A lot of different dogs could have qualified for the number one spot on this list, but no matter how you break it down, on a pound-for-pound level there’s no better guard dog or watch dog than a German shepherd. While they give up a few inches and a hundred pounds to some of their bigger cousins like a St. Bernard, they’re considered one of the most intelligent of all dog breeds with the courage to follow orders even if it means their death.

Their smart temperament and supreme sense of self-sacrifice make them prime candidates for the hero role in films and TV shows, like Rin Tin Tin, who was rescued from a World War One battlefield and became a star by saving the day in nearly every film he starred in.

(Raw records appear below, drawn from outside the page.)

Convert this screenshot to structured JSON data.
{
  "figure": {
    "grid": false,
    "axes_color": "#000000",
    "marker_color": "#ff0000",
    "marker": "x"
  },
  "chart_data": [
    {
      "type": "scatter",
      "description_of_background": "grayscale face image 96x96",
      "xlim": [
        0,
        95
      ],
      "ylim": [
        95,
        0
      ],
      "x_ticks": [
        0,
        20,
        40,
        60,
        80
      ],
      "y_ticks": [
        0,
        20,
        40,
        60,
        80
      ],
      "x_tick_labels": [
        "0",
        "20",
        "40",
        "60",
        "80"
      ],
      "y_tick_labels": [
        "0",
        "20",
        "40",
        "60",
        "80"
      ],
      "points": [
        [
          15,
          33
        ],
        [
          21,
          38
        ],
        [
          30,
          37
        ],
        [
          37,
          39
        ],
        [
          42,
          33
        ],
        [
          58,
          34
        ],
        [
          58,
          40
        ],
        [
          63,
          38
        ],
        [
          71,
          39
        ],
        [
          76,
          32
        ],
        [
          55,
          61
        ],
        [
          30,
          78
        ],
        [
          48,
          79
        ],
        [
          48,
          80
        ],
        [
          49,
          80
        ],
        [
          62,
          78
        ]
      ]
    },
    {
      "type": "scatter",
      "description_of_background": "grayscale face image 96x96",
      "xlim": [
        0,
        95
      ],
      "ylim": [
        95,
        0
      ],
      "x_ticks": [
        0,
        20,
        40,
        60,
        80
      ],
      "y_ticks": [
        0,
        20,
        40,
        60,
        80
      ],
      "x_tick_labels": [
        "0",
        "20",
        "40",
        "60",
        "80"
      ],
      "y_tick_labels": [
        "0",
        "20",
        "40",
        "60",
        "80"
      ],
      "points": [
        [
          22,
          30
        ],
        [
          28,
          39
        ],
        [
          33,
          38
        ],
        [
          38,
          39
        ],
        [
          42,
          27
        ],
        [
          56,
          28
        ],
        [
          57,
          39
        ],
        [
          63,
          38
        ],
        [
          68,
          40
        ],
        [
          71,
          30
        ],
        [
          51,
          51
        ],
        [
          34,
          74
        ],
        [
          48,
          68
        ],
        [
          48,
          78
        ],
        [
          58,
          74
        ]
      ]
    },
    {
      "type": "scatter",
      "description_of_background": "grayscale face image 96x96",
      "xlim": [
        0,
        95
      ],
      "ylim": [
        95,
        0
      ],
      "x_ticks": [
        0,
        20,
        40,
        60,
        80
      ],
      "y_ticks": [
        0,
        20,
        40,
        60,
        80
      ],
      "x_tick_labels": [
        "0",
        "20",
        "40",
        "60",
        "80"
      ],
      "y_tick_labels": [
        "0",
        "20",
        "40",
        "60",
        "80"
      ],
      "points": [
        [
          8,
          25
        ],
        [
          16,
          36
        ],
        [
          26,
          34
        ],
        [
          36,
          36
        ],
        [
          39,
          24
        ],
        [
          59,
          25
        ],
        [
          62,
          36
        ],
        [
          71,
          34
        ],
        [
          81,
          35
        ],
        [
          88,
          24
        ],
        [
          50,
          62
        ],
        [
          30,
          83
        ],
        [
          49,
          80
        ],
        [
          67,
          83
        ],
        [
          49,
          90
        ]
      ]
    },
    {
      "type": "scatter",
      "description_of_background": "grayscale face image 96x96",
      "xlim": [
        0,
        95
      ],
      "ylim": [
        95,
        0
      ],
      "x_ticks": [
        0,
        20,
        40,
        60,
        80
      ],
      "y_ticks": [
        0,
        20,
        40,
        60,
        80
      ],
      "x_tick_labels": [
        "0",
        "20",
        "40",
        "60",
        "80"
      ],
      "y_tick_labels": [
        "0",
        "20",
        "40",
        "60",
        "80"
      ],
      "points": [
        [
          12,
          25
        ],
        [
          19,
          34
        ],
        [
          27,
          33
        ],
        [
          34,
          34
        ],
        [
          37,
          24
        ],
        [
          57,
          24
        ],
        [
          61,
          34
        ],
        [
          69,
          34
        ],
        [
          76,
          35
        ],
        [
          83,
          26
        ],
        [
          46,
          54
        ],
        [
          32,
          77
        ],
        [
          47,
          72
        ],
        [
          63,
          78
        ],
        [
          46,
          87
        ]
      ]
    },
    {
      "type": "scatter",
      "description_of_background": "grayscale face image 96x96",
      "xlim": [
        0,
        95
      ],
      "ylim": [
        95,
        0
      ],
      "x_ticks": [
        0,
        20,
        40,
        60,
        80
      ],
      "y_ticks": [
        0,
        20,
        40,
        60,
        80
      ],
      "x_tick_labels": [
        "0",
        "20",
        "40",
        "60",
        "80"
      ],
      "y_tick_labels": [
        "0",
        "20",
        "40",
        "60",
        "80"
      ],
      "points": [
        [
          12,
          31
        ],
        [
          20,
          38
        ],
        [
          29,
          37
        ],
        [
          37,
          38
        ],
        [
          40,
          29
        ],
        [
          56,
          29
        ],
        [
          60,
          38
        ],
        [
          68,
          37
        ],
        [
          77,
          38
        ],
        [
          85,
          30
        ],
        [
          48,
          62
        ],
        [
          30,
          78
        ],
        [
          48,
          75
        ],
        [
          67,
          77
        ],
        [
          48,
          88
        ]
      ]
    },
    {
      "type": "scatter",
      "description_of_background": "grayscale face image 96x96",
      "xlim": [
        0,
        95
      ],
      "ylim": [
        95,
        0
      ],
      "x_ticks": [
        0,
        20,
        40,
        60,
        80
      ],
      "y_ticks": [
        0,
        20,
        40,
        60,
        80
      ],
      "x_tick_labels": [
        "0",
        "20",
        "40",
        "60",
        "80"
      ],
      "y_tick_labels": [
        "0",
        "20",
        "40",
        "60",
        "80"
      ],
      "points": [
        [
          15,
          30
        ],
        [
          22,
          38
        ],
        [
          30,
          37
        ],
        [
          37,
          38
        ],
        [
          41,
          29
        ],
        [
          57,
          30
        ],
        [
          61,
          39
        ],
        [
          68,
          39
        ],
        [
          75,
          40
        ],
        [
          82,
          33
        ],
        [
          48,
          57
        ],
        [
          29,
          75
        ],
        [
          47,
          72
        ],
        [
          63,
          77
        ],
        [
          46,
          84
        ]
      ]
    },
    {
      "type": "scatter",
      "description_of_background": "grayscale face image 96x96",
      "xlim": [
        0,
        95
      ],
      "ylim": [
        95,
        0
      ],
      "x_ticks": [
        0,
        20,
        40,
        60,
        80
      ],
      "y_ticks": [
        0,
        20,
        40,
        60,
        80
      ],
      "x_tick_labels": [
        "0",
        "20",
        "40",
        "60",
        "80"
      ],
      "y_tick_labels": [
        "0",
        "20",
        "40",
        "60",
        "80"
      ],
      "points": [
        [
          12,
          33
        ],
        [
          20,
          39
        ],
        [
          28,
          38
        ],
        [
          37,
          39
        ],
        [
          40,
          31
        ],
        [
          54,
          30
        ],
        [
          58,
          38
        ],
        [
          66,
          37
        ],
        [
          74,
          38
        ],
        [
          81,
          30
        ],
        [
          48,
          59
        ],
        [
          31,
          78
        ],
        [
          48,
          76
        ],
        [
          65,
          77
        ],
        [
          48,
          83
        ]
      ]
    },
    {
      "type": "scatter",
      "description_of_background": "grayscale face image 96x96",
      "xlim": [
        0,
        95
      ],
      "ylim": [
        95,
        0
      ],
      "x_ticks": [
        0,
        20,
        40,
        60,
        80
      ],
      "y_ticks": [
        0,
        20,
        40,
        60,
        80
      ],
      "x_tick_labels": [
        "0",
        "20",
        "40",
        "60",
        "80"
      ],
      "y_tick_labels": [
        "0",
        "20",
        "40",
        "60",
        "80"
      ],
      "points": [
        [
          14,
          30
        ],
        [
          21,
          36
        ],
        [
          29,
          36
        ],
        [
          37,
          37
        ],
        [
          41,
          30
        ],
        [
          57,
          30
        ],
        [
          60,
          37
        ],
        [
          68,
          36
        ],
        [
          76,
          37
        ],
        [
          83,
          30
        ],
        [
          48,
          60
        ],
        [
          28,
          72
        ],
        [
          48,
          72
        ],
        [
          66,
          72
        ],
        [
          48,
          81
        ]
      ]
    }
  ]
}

These dogs represent one of the first choices for the military and police forces for canine units, since their ability to sniff out threats is nearly unchallenged, boasting a sense of smell that can detect one particle in a quarter of a billion. They have the physical tools to challenge all comers, the stamina to work hard for long periods, and the willingness to put themselves in the line of fire, which has made them a popular dog for search-and-rescue as well as guard work.

While German shepherds can be a tad aggressive towards children, famously herding them if kids do not display dominance, they always serve as faithful pets and protectors no matter the cause. You can train a German shepherd to guard your home easily, since they enjoy learning and being put to different tasks, but also train them different obedience or agility commands as well.

Since they take to new tasks quickly, they’re capable of recognizing new lessons and thinking on their feet (or, rather, paws) when confronted with a novel situation. Best of all, they can easily differentiate friend from foe, so that they do not bite or act aggressively towards friends and family when they come over to visit.